Leaders of the independent music community gathered in MIDEM this week to hammer-out the first global manifesto, a 10-point blueprint which is hoped could pave the path to a better future for the indie sector.
The overarching theme of the manifesto, explains the UK’s Association of Independent Music CEO and WIN Chairperson Alison Wenham, is that “we want to be treated fairly. It’s about equitable and fair treatment for artists.”
The manifesto draws up statements around the role of collecting societies, new business models, and on the creation of a database, which the indies will set a deadline on and take into their own hands if necessary. Also, the document drills into market access and calls for support from governments in the way the film industries are recognized. And there’s debate around piracy and copyright, words which Wenham explains, “We want to eliminate from our language.”
Wenham adds, “We need an international voice for advocacy. We have WIN (the Worldwide Independent Network).

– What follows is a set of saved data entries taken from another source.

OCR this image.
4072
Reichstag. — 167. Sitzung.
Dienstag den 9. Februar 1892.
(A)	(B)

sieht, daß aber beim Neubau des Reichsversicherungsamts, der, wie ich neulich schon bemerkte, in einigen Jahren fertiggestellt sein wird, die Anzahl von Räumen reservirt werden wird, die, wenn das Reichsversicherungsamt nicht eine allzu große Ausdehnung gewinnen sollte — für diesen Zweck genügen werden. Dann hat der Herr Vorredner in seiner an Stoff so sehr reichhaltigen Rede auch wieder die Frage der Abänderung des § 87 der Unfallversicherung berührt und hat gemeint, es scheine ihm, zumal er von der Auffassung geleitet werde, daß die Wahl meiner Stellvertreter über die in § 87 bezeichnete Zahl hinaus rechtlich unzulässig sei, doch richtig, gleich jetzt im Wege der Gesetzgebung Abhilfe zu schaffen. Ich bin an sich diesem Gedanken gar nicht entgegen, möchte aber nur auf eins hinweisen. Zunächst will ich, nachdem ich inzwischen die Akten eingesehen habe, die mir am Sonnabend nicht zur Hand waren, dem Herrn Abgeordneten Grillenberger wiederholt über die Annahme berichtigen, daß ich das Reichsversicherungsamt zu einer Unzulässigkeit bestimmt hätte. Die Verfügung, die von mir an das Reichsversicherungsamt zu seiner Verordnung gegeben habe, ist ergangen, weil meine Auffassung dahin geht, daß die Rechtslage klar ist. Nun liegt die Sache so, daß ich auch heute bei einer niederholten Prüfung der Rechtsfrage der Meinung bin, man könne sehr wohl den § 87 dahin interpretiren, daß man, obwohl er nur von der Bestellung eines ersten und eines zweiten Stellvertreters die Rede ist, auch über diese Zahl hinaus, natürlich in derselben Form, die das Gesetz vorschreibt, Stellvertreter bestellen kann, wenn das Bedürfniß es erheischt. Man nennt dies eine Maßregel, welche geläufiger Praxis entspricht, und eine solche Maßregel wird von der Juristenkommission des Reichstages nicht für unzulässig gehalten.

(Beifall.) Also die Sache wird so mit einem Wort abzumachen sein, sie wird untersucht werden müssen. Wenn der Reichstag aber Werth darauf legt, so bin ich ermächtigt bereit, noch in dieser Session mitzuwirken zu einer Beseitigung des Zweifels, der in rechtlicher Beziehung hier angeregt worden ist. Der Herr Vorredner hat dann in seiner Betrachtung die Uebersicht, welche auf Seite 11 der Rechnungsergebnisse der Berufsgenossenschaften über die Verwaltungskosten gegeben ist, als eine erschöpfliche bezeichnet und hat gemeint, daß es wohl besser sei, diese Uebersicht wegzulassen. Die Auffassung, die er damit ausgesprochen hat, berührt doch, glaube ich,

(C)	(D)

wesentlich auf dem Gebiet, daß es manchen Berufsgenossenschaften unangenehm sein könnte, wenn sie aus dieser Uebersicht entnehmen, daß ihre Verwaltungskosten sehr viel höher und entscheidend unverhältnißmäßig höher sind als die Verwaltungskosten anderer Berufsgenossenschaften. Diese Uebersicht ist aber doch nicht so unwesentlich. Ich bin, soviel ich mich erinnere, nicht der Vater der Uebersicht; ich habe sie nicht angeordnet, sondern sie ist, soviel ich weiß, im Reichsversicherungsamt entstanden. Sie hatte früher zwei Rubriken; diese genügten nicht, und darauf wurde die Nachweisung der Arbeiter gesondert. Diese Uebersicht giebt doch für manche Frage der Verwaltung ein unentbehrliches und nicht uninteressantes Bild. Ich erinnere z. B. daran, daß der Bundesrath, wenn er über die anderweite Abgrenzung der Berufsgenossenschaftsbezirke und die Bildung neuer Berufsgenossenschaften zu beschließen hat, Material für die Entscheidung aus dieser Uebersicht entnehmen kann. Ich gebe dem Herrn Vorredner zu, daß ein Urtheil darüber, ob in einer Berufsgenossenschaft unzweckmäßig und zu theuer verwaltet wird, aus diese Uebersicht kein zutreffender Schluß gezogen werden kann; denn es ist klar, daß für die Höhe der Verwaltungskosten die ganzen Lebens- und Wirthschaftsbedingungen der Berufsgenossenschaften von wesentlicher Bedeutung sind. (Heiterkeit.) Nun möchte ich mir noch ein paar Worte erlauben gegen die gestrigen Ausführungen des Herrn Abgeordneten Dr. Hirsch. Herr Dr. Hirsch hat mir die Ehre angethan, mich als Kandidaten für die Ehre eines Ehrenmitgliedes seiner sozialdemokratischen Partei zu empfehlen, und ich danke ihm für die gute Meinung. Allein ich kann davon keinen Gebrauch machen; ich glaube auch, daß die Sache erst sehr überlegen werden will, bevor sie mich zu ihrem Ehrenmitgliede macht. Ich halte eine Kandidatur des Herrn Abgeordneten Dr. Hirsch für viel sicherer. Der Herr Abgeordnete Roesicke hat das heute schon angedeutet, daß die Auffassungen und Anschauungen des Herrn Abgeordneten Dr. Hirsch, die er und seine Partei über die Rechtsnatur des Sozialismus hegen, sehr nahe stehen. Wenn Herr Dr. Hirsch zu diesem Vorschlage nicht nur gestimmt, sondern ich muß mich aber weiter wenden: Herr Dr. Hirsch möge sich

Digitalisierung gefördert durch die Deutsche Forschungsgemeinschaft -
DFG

But WIN needs to step up,” she admits. “We have some ideas for that.”
The indies’ “10 commandments” was formed during a three-hour summit Monday in Cannes, which gathered some eighty independent music executives and was chaired by Jonas Sjostrom, chairman of Sweden’s SOM. Speakers confirmed for event included Beggars Group Chairman Martin Mills, Impala Executive Chair Helen Smith and A2IM President Rich Bengloff.
“We were in almost unanimous agreement across the room,” comments Mark Chung, chairman of Germany’s independent music company’s trade association VUT.
Some of those participants gathered today to present those 10 points. Wenham dispelled a myth that the indies hated the majors. Paraphrasing PIAS co-founder Michel Lambot, she said, “We don’t dislike the majors. We’d just like more of them.” Admitting the comment was counter-intuitive, she remarked, “Plurality, we think, is a source of creativity.”
The indies will commune again for a summit in New York this June, when it is anticipated the manifesto would be ratified.